Letters to the Editor

Published : Jan 07, 2015 12:30 IST

Peshawar massacre


 A girl's shoe lies on the floor in the bloodied ceremony hall at an army-run school a day after an attack by Taliban militants in Peshawar on December 17, 2014. Pakistan began three days of mourning on December 17 for the 132 schoolchildren and nine staff killed by the Taliban in the country's deadliest ever terror attack as the world united in a chorus of revulsion. AFP PHOTO / FAROOQ NAEEM

THE mayhem at a school in Peshawar is a blot on civilised society (Cover Story, January 9). The tacit support the Army and ISI have extended to terror groups is wholly responsible for the tragedy. The civilian government turning a blind eye to the activities of terrorists has further emboldened them. The Army, the ISI and Nawaz Sharif vow to finish off the Taliban and condemn such barbaric attacks on the one hand and shield Hafiz Saeed, one of the masterminds of the 26/11 attacks in Mumbai, on the other. What the Pakistan government really needs to do is to take urgent steps to demolish all terror camps on its soil and devise a strategy to eliminate the Taliban.

K.R. Srinivasan

Secunderabad, Telangana

THERE can be no justification for the massacre of children. Are terrorist organisations worried that if children get educated, they will not join them? This is a wake-up call for Pakistan: both the government and the military need to stop using terror as a tool of state policy.

Deendayal M. Lulla


INSTEAD of fighting with each other, India and Pakistan should target the Taliban together. They will certainly win the war. But this is wishful thinking. In my assessment, the two-nation theory has already led to the loss of 10 million lives, most of them women and children.

Santhosh Veranani


THE cold-blooded massacre of 132 children has once again exposed the true colours of the Taliban, savages of the modern era. The incident was a perfect example of sowing the wind and reaping the whirlwind. It should be a wake-up call for Pakistan. It needs to desist from aiding militants in their acts against its neighbours, especially India.

B. Suresh Kumar

Coimbatore, Tamil Nadu

THE article “Roots of terror” traced terrorist violence to the policies of the U.S. and its allies during the days of the Cold War. The terrorist violence intensified by Pakistan, however, has different origins. The creation of Pakistan was unnatural and was forced on a mostly unwilling majority of the Indian population. The formation of Bangladesh proved that the two-nation theory was a political blunder. Pakistan, as expected, became an Islamic republic, where fundamentalism was given top priority to counterbalance India’s secularism and socialism. The hostilities resulted in full-scale wars. Having tasted defeat after defeat, Pakistan took to terrorism.

G. Azeemoddin

Anantapur, Andhra Pradesh


ORGANISATIONS such as the Vishwa Hindu Parishad are harming India’s secular ethos (“Project Hindutva”, January 9). Their reconversion activities are promoting communal disharmony. Prime Minister Narendra Modi’s silence on this issue is a cause of concern. He should adopt a zero-tolerance policy towards reconversion activities if found illegal.

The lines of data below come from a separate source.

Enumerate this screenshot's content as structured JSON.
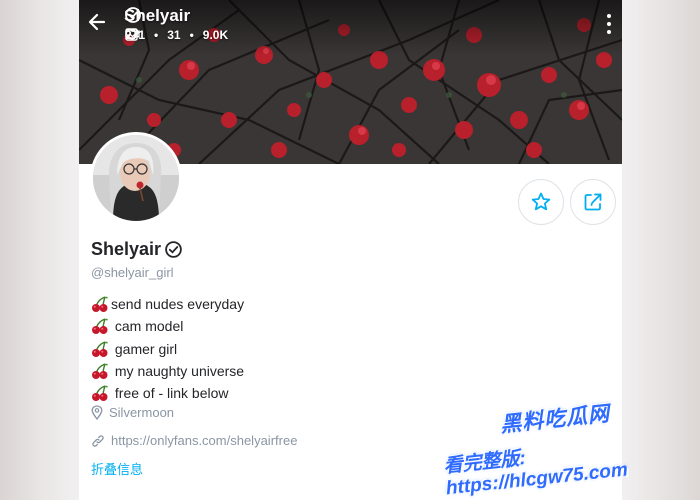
{
  "header": {
    "title": "Shelyair",
    "stats": [
      {
        "icon": "image-icon",
        "value": "271"
      },
      {
        "icon": "video-icon",
        "value": "31"
      },
      {
        "icon": "heart-icon",
        "value": "9.0K"
      }
    ]
  },
  "profile": {
    "name": "Shelyair",
    "handle": "@shelyair_girl",
    "bio": [
      {
        "icon": "cherry-icon",
        "text": "send nudes everyday"
      },
      {
        "icon": "cherry-icon",
        "text": " cam model"
      },
      {
        "icon": "cherry-icon",
        "text": " gamer girl"
      },
      {
        "icon": "cherry-icon",
        "text": " my naughty universe"
      },
      {
        "icon": "cherry-icon",
        "text": " free of - link below"
      }
    ],
    "location": "Silvermoon",
    "link": "https://onlyfans.com/shelyairfree",
    "collapse_label": "折叠信息"
  },
  "watermark": {
    "line1": "黑料吃瓜网",
    "line2": "看完整版: https://hlcgw75.com"
  },
  "colors": {
    "accent": "#00aff0",
    "text": "#242529",
    "muted": "#8a96a3",
    "watermark": "#2f6bff"
  }
}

Members of Modi’s party and Cabinet must listen to his election campaign speeches in which he focussed only on economic development. Now, because of the outlandish and communally provocative remarks made by some members of the Bharatiya Janata Party, Modi’s promise of development seems to have been a facade. He should comment on this controversy to dispel the fear of the citizens; otherwise, his image will be tarnished.

Anoop Suri

New Delhi

SUCCESSIVE governments in Pakistan encouraged fundamentalists, and look at Pakistan’s plight: torn apart by terrorist attacks. If fundamentalists in India are allowed a free hand,this country, too, will face what Pakistan is now facing. This should be avoided at any cost by putting a moratorium on any form of religious conversions. Why should ascetics such as Sadhvi Niranjan Jyoti and Sakshi Maharaj rub shoulders with the nation’s lawmakers when their rightful place is in a hermitage enjoying spiritual solitude.

K.P. Rajan


NO state or anyone else has the right to intervene in religion as it is a personal affair. Force of any kind is to be deplored. Those who are involved in mass religious conversions may be doing so for political reasons. Some people change their religion to take advantage of government benefits. Therefore, the best course of action is to abolish all benefits to special classes of people and provide infrastructure to help the poor come up in life. It is best if people understand and accept the religion into which they are born.

Mahesh Kumar

New Delhi

THE stories relating to the reconversion controversy give one the impression that the Constitution allows people the freedom to convert from Hinduism to other faiths and gives Christian missionaries permission to convert tribal and uneducated people to Christianity but does not allow anyone the freedom to convert to Hinduism or permit Hindu organisations to carry out conversions. Conversions by missionaries is an almost daily occurrence. But, sadly, no political party or the press ever consider it a controversy. In the absence of a fair treatment of issues, Frontline’s coverage of Hindu organisations looks motivated.

Duggaraju Srinivasa Rao

Vijayawada, Andhra Pradesh

THE Cover Story “Method in madness” (December 26) gave a detailed account of communalisation in the nation. For the past decade, right-wing groups have been projecting even Bhagat Singh, a card-carrying member of the Communist Party of India, and Subhas Chandra Bose, a left-wing nationalist, as their “own leaders”.

The decline of the Left in India and the rise of communalism is likely to strengthen the Hindu Right though the majority of non-partisan Hindus would like to follow that brand of Hinduism which believes in tolerating all faiths and whose first holy book, the Rg Veda, boldly proclaims: “Let noble thoughts come from every side.” It is this brand of Hinduism that resulted in people belonging to some of the most persecuted faiths of the world, such as Judaism, Zoroastrianism and Bahaism, finding refuge and solace in Hindu-majority India. Whatever be the propaganda, the majority of Hindus would still prefer their religion to be secular and egalitarian.